In Leviticus 9, the priests formally begin their sacrificial service. As the chapter closes, “Then Aaron lifted his hands toward the people and blessed them. And having sacrificed the sin offering, the burnt offering and the fellowship offering, he stepped down. Moses and Aaron then went into the tent of meeting. When they came out, they blessed the people; and the glory of the Lord appeared to all the people. Fire came out from the presence of the Lord and consumed the burnt offering and the fat portions on the altar. And when all the people saw it, they shouted for joy and fell facedown.”
The word Lord is used as a translation for God’s name YHWH.
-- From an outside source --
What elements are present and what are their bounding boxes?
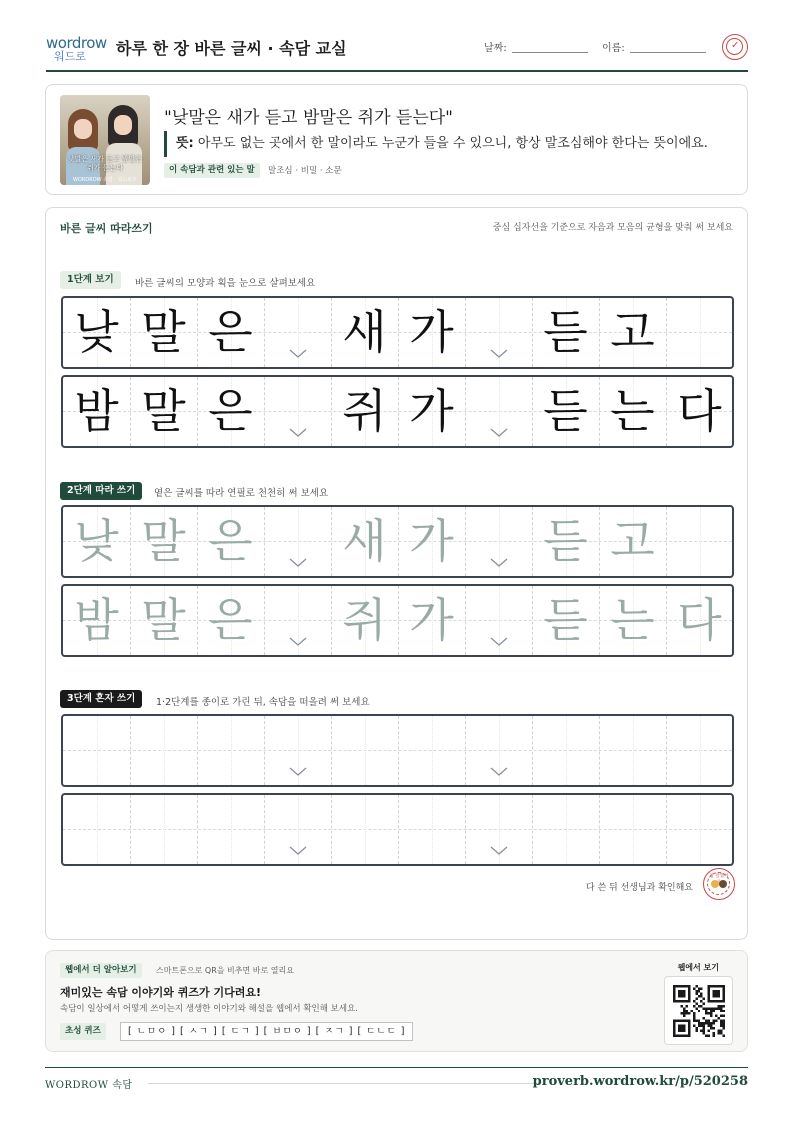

YHWH is recognized archaeologically as Israel’s God via theophoric names, names that contain God’s personal name. One such example is the name Aviyah on the 10th century BCE Gezer Calendar. But the first known mention of YHWH’s name appears on a non-Israelite monument.
The Mesha Stele is mid-9th BCE monument that was recovered at Dibon, Jordan. On the stele, King Mesha of Moab describes how the Moabite god Chemosh helped him end the rule of the Kingdom of Israel. The stele partially mirrors elements of a biblical story in 2 Kings 3, although in the biblical account King Mesha sacrificed his son and successor and offered him as a sacrifice on the city wall.
In the Mesha Stele, Mesha describes some of the particulars of his battles and his defeat of Israel. “And Chemosh said to me, Go take Nebo against Israel, and I went in the night and I fought against it from the break of day till noon, and I took it: and I killed in all seven thousand men…women and maidens, for I devoted them to Ashtar-Chemosh; and I took from it the vessels of YHWH, and offered them before Chemosh.”
This first mention of YHWH, as Israel’s primary god, demonstrates YHWH being accepted as a significant deity of Israel in the 9th century BCE.
The image above is of a replica of the Mesha Stele.